Nope. Instead the kidnappers are portrayed as avatars of humanity's failures, and the Andomedans as the saviors of all terrestrial - non-human - life. But in late-capitalist decadence, it is the ruling elites, not the plebeians, who are most responsible for its decadence. The plebeians weren't the ones pooling their resources to build colosseums for lions to devour slaves. The ruling elites are the ones who hoard their taxes to starve public education and health care. The ruling elities are the tech billionaires who have algorithmically poisoned our sense of truth, who profit from purposely spreading enticing falsehoods. And now it is the ruling elites in the media corporations who have been normalizing, even romanticizing, civilizational collapse (The Walking Dead, The Purge), the erosion of empathy (Survivor and most "reality" TV generally) while exploiting the public's anxieties from the real psychic damage of this demoralization. If Bugonia was being honest, the Andomedans have been the most toxic global influence, through their mismanagement, through their hubris. But instead, the film misplaces the blame on "humanity" writ large, despite their lack of agency at countering the Andromedan's secret and invisible influence. This is akin to blaming climate change on people who don't recycle thier plastics.

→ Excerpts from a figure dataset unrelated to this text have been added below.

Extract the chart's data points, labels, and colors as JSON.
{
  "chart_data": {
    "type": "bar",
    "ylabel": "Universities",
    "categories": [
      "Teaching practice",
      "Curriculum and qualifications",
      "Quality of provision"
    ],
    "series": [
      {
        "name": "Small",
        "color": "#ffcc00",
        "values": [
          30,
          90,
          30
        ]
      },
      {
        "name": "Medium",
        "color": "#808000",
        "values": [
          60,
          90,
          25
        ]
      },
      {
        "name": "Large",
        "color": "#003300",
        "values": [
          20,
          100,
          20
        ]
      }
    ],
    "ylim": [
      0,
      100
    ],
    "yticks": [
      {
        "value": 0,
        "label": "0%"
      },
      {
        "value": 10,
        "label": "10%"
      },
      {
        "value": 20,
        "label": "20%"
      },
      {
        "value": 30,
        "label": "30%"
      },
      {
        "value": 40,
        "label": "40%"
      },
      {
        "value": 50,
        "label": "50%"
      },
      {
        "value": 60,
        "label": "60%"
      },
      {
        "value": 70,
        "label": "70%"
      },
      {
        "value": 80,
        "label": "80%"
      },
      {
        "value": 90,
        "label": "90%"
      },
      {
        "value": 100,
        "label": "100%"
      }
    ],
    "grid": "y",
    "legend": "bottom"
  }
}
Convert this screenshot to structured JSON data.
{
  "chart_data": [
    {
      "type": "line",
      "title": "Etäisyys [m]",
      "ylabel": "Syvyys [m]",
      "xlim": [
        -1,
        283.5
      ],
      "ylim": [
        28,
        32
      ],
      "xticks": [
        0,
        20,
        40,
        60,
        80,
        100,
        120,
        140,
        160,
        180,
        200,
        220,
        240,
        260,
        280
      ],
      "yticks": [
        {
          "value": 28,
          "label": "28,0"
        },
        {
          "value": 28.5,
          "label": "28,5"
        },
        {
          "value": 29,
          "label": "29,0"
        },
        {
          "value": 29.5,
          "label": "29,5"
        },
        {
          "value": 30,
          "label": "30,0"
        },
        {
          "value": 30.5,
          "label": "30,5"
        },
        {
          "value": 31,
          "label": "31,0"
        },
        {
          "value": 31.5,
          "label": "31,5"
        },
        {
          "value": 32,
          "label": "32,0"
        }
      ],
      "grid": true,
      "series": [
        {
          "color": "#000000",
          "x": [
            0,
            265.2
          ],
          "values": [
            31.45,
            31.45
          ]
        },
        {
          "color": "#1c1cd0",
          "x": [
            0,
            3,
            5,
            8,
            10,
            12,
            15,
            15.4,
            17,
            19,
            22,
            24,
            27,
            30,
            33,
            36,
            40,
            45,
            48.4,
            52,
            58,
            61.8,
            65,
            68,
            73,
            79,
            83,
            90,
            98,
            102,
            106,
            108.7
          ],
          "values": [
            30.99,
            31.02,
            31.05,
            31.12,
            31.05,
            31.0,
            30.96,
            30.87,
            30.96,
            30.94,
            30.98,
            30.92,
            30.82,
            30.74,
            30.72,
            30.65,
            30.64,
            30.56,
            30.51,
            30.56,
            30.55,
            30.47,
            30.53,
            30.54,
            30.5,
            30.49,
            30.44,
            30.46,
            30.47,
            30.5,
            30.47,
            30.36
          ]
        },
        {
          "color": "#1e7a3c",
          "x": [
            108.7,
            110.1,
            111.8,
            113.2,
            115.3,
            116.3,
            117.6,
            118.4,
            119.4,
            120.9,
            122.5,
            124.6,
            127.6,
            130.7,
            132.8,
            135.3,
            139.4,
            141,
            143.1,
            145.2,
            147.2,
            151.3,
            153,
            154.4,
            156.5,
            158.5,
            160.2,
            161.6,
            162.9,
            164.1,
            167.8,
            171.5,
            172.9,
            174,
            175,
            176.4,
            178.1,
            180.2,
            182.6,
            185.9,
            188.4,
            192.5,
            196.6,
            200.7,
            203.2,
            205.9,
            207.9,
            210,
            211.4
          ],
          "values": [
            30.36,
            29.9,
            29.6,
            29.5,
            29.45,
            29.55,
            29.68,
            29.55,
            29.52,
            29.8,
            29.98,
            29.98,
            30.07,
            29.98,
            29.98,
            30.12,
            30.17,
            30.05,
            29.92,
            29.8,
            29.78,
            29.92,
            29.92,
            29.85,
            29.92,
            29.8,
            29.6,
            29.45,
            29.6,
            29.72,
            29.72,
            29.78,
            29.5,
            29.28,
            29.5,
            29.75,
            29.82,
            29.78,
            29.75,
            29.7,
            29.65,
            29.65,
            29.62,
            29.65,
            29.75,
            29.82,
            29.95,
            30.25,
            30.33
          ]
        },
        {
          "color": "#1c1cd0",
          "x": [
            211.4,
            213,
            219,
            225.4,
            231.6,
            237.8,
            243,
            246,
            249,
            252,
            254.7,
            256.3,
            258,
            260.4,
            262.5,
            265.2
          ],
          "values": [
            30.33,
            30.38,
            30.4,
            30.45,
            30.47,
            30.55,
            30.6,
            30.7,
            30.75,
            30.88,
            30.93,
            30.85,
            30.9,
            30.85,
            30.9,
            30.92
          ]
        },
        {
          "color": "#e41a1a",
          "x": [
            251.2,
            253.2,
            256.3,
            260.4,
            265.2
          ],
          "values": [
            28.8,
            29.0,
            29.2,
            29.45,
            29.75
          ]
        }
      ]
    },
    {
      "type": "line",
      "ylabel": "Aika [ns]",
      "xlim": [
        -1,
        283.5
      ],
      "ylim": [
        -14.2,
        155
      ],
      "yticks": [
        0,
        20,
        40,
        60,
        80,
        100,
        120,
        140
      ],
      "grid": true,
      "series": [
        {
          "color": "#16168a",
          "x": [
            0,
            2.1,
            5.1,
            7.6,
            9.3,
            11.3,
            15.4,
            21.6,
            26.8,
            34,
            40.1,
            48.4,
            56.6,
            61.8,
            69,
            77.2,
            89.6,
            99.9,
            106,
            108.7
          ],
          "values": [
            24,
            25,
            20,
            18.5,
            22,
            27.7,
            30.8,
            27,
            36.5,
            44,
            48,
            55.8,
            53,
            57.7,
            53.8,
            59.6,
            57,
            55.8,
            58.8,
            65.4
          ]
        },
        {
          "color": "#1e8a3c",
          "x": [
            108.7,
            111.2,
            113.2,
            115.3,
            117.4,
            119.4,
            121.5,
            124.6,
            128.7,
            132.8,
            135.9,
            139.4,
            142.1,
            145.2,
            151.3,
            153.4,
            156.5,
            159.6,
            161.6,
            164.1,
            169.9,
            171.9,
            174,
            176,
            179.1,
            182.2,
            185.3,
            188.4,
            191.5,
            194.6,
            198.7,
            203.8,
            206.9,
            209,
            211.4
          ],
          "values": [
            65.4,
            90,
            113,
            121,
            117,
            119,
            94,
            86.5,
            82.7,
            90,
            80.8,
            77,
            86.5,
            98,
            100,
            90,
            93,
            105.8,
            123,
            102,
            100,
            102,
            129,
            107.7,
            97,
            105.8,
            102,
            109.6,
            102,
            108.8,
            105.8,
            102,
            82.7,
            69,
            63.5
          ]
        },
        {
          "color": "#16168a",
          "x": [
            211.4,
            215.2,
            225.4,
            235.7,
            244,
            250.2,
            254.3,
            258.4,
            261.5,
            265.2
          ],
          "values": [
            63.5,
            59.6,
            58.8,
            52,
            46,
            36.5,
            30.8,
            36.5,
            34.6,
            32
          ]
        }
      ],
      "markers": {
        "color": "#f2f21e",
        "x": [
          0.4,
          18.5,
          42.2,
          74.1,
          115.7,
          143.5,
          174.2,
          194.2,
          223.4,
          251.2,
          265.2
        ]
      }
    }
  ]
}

Again, am I taking the ending of this film too seriously? No, I'm simply assuming that Will Tracy is being honest when he calls it a "happy ending". For whom? The bees presumably? But whenever I've come across adherents of whatever "voluntary human extinction" sentiment, my response is the same, "You do you". I have no beef with the Right-To-Die folks. But the kicker is that more often than not, those people spouting such hipster nihilism are not actually willing to follow their creed. The problem isn't them, it's the rest of us losers that gotta go. Will Tracy is not going anywhere, he's still cashing his paychecks and buying the latest phones. This demoralization isn't for them. They're busy building bunkers. They want the rest of us, on the other side of the moat, to "do the right thing", so they no longer have to worry about any inconvenient obligations to care about us.
Bugonia could still have been a fine Lanthimos joint if it had retained the Green Planet ending, which was to reiterate the pharma CEO's implicit sociopathy and ultimate indifference to humanity. But instead it tried to have it both ways. Trying to mock Plemons' kidnapper for his rabbit-hole radicalization, only to prove him right. Showing Stone's CEO as a cold, callous and unaffectionate woman, only to try to make her into an extraterrestrial saint. Ending with a quasi-Kubrick rip-off which, like producer Ari Aster's opening to Midsommar, wallows in unearned trauma-porn. And then tries to have the sac to sit on the moral high-ground?